The Centers for Disease Control and Prevention said the likelihood a child would have a concerning blood-lead level — at least 5 micrograms of lead per deciliter of blood — was about 50 percent higher after the April 2014 switch from Detroit's water system to the Flint River. Flint used the water for 18 months, during which lead leached from old pipes at homes because the water wasn't treated to control corrosion. The city switched back to Detroit last fall.

About 9,600 children younger than 6 years old lived in homes served by Flint's water system, the report said. Among them, about 7,300 received nearly 9,700 blood lead tests before, during and after the water source switch.

"This crisis was entirely preventable, and a startling reminder of the critical need to eliminate all sources of lead from our children's environment," Patrick Breysse, director of CDC's National Center for Environmental Health, said in a statement.

Children can develop learning disabilities and behavior problems from lead exposure, even in low levels.

Officials noted some limitations with the findings: They couldn't account for all factors that might have contributed to a children's lead exposure, whether lead-based paint was present in the children's homes or whether a decline in blood-lead levels was at least partly because of the increased consumption of bottled water.

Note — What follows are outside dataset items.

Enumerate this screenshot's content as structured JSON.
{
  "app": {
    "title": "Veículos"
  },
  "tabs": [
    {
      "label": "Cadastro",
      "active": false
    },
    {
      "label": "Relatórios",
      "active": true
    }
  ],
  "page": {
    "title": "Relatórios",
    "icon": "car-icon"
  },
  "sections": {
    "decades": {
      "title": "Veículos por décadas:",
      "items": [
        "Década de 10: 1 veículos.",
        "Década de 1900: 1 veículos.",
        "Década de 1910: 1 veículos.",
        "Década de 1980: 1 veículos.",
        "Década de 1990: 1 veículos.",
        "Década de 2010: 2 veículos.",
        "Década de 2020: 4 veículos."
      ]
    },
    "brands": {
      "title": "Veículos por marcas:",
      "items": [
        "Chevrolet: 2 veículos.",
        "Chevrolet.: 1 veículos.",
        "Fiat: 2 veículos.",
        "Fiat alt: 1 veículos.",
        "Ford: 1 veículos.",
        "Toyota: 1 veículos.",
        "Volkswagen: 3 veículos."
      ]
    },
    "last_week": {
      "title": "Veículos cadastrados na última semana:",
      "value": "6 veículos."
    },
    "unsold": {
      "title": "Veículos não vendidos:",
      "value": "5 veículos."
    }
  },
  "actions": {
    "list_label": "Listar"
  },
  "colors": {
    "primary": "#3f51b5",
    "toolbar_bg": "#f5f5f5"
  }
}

Still, the authors say the analysis suggests increased lead exposure related to consuming contaminated water in Flint.

The report comes a day after federal officials announced that filtered tap water was safe for everyone in Flint, lifting a recommendation that pregnant women, nursing mothers and children under 6 drink bottled water to avoid lead exposure. The announcement was based on tests of filters that have been distributed for months for free by the state of Michigan.

In March, a state task force that investigated the Flint crisis concluded that it was a "case of environmental injustice" in a poor, majority black city.